What do you have to say about that? About the fact that Tim Wise recently threatened a Latina teacher in Texas on Twitter on getting her fired and making her go on unemployment because she called him out as a fraud? Are Socialist Worker readers supposed to take their cue from that?

Instead, you aim your fire at Bill Mullen. This straight white male socialist over the past few weeks has been part of pushing for a successful and unprecedented endorsement of the boycott of Israel in the American Studies Association. He is a straight white male socialist who took up the call of the Palestinian people to divest and disarm an apartheid state--and along with his colleagues and comrades, is using it to shake up American academia. He's actually done something to contribute to the dismantling of the ideology and material basis of a racist settler colonial apartheid state in Palestine.

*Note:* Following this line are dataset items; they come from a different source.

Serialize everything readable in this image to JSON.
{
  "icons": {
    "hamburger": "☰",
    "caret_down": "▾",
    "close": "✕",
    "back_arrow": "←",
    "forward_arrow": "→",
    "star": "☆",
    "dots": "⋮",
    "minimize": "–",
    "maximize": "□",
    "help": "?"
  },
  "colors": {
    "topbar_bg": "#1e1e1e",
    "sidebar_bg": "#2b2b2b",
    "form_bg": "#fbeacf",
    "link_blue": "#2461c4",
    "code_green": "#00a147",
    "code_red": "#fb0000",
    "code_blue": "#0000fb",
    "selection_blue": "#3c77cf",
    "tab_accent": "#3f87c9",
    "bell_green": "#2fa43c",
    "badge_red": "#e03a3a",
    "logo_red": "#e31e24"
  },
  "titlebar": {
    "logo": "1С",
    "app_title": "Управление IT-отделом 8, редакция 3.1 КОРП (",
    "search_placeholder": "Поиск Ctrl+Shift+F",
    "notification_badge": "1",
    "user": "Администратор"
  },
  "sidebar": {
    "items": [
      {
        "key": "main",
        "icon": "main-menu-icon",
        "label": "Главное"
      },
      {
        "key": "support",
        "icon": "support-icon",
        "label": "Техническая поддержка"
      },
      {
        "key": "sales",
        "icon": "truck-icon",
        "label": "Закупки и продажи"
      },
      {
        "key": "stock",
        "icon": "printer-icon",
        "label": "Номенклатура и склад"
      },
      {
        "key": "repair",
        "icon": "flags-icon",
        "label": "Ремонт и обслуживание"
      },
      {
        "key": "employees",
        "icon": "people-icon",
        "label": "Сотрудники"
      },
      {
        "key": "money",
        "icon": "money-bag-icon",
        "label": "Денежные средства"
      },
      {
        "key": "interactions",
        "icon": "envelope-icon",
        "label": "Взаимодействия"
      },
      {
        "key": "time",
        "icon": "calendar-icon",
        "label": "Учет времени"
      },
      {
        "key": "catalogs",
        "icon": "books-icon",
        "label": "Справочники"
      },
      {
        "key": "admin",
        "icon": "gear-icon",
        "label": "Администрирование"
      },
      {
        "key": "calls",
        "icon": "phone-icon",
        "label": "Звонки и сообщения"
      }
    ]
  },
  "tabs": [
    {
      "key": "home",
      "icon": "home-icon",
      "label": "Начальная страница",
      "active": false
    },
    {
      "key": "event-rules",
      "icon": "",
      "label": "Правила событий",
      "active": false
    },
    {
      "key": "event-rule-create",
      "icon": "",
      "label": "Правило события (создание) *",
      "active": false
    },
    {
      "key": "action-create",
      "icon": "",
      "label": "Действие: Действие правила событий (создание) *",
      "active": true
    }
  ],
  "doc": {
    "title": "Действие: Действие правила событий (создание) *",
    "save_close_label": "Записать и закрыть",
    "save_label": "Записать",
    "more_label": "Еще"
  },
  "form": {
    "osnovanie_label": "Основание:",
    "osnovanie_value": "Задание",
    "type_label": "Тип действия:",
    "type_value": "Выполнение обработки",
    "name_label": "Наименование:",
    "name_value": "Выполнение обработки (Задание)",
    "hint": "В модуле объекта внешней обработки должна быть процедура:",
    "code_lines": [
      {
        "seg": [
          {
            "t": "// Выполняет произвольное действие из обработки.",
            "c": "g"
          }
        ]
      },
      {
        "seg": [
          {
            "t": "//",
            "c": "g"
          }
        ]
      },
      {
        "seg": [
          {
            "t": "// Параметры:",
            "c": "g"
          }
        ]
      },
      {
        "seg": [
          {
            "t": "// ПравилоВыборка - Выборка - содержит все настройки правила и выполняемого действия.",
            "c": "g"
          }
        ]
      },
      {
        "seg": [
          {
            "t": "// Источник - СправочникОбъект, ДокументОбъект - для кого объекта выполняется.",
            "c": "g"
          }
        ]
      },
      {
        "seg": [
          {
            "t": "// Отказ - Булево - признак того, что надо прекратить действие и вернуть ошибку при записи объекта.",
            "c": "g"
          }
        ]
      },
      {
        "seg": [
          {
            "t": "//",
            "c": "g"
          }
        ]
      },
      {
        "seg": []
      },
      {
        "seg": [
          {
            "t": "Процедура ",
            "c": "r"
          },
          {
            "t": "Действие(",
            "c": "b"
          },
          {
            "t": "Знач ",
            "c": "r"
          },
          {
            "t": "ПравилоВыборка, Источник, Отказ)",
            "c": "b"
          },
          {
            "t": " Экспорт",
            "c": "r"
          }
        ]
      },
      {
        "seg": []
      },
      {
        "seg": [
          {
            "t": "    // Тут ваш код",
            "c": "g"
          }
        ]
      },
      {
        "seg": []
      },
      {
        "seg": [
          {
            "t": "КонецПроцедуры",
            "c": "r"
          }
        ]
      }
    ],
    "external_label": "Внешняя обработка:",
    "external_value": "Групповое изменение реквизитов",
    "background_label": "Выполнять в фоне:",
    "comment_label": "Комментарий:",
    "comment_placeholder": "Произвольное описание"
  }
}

He may have critiques of the invisible knapsack that you disagree with, but he is also fighting to destroy apartheid walls. Treat us like comrades in struggle instead of caricatures, and maybe we'll actually get somewhere. If that was your intention.


THE DEBATE around white privilege theory is really important. I personally have my disagreements with Bill's piece. I thought it was a bit wooden. But he is my comrade, and I want to engage with it politically, and I haven't been able to as much as I want. The debate has proceeded in a really helpful way, on both sides of it--not for the sake of mere debate, but to move forward on actual questions facing our movement.

I still think the debate hasn't proceeded deeply enough to engage on questions about what this means in terms what people like Bruce Dixon and Michelle Alexander are trying to engage with--the specific role of the New Jim Crow, profit and the prison industrial complex, etc.). The debate on the relevance of white skin privilege theory actually matters because this is what abolitionists are trying to grapple with at the moment.

I honestly don't think your piece is contributing to moving that debate forward. Even towards the end, when you could have made some useful points about recruiting people of color into socialist organization, which is a key question. Every revolutionary in this country needs to understand and learn from the history of why people like Hubert Harrison went from being a socialist to a nationalist. This is one of the questions of the day that we have to get our heads around.

But your piece felt more like a condemnation of the ISO with your "beware of the Marxist Left" warning, instead of an actual engagement with historical questions of Black separatism and Marxism. It's insulting, to be honest.

I'm not sorry that I have to talk about all this instead of actually politically engaging with your piece. Because I actually don't think it was put forward with the best of intentions, and it's certainly not being "sold" in a way that isn't more of the usual hey-look-at-what-the-ISO-just-did-to-me.

There are no principles you stand on, if you chose Counterpunch to be the first place to make your case around anything related to oppression. Choosing a forum with a horrible track record around oppression to claim the ISO doesn't take oppression seriously? How are we expected to respect this kind of piece?

I'm personally sick of the attitude that says anything goes so long as it's an anti-ISO screed, but then doesn't ask that the radical left hold itself to a higher standard than this. I really have no respect for this.